There is no illness syndrome that more epitomizes the bio-psychosocial model of disease than fibromyalgia. To use the term fibromyalgia is to leave the biomedical model of disease far behind and not, as Hadler avers, to endorse it. The current doctor-patient narrative, Hadler writes, must be grounded in a disease specific label. Why must it be? What law, what Socratic dialogue makes it so? Or is it that the Hadler model works best when all parties behave like idiots? Fibromyalgia has taught us all many lessons. The most important lesson is that bio-psychosocial aspects of disease, so obvious in fibromyalgia, are present in all of the other illnesses we deal with. A second lesson concerns the relationship between tenderness, pain and distress. Note Bene. There is much here. What Hadler says would be much more useful if he acknowledged some of the good science (the earth does circle the sun) as well as attacking the bad science and the societal consequences of fibromyalgia.
I prefer to use the term "distress" to categorize what Hadler sees as problems with coping, pain, fatigue, sadness and challenges to one’s sense of vulnerability, but both he and I mean much the same by these slightly different wordings. Hadler is correct when he criticizes the tendency of some to see fibromyalgia in a strictly biomedical model as I have also pointed out previously (1,2). And he is correct to lament labeling patients when labels become a substitute for knowledge and understanding. We both should and do worry when fibromyalgia becomes a haven for distressed individuals, and when more and more distressed individuals find a home in fibromyalgia diagnosis. We worry when commercialism plies us with drugs and therapies for distress, and when physicians accede to such treatments. We worry when investigators do not see that the Emperor is unclothed.

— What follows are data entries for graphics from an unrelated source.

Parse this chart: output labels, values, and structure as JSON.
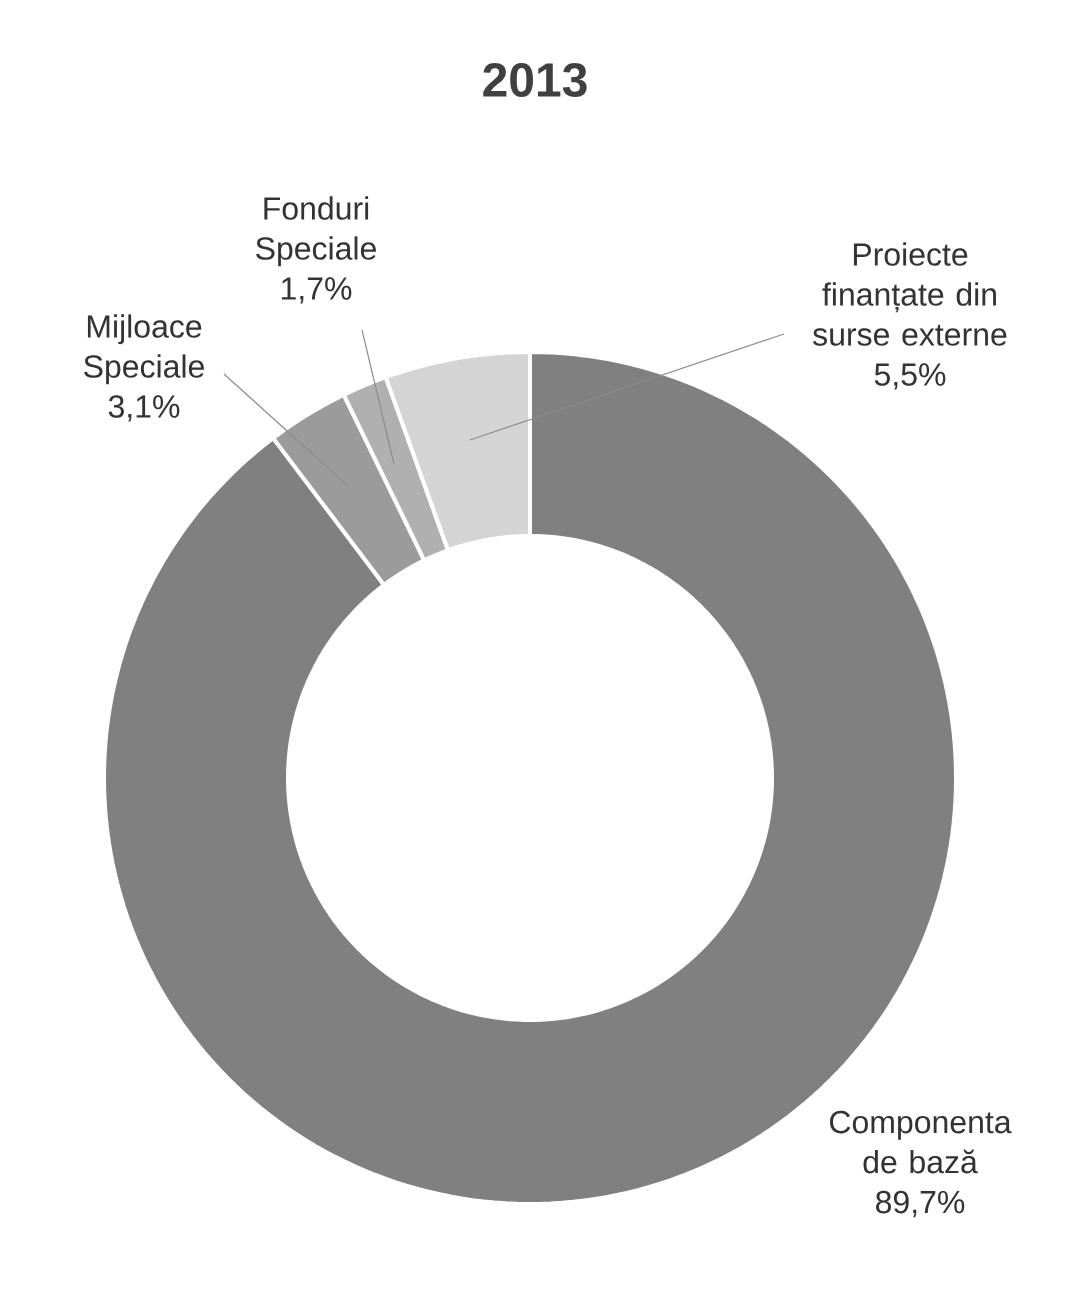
{
  "chart_data": {
    "type": "donut",
    "title": "2013",
    "categories": [
      "Componenta de bază",
      "Mijloace Speciale",
      "Fonduri Speciale",
      "Proiecte finanțate din surse externe"
    ],
    "values": [
      89.7,
      3.1,
      1.7,
      5.5
    ],
    "colors": [
      "#808080",
      "#9b9b9b",
      "#b0b0b0",
      "#d4d4d4"
    ],
    "value_labels": [
      "89,7%",
      "3,1%",
      "1,7%",
      "5,5%"
    ],
    "legend": false
  }
}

In dealing with patients, I often find that the word fibromyalgia gets in the way since it has now become a disease to many. Because of this it is now harder for me to approach distress and "culturally shaped idioms of distress" in patients who consult me. But this may be the way of the world, and not very different from the trivial mendacities of our television, our politics and our culture. And fibromyalgia in any kind of legal setting is a futile exercise.
Mock mockers after that, wrote W.B. Yeats. For while it is easy to find fault it is not easy to find good solutions. If rheumatologists and other physicians measured psychosocial status in their clinics and sprung to the fountainhead of the psychosocial model perhaps there would be far less need for the fibromyalgia diagnosis or perhaps fibromyalgia would be less worrisome to people like Professor Hadler and even to me. For it is not fibromyalgia that is the problem but the use to which it has been put that is disturbing.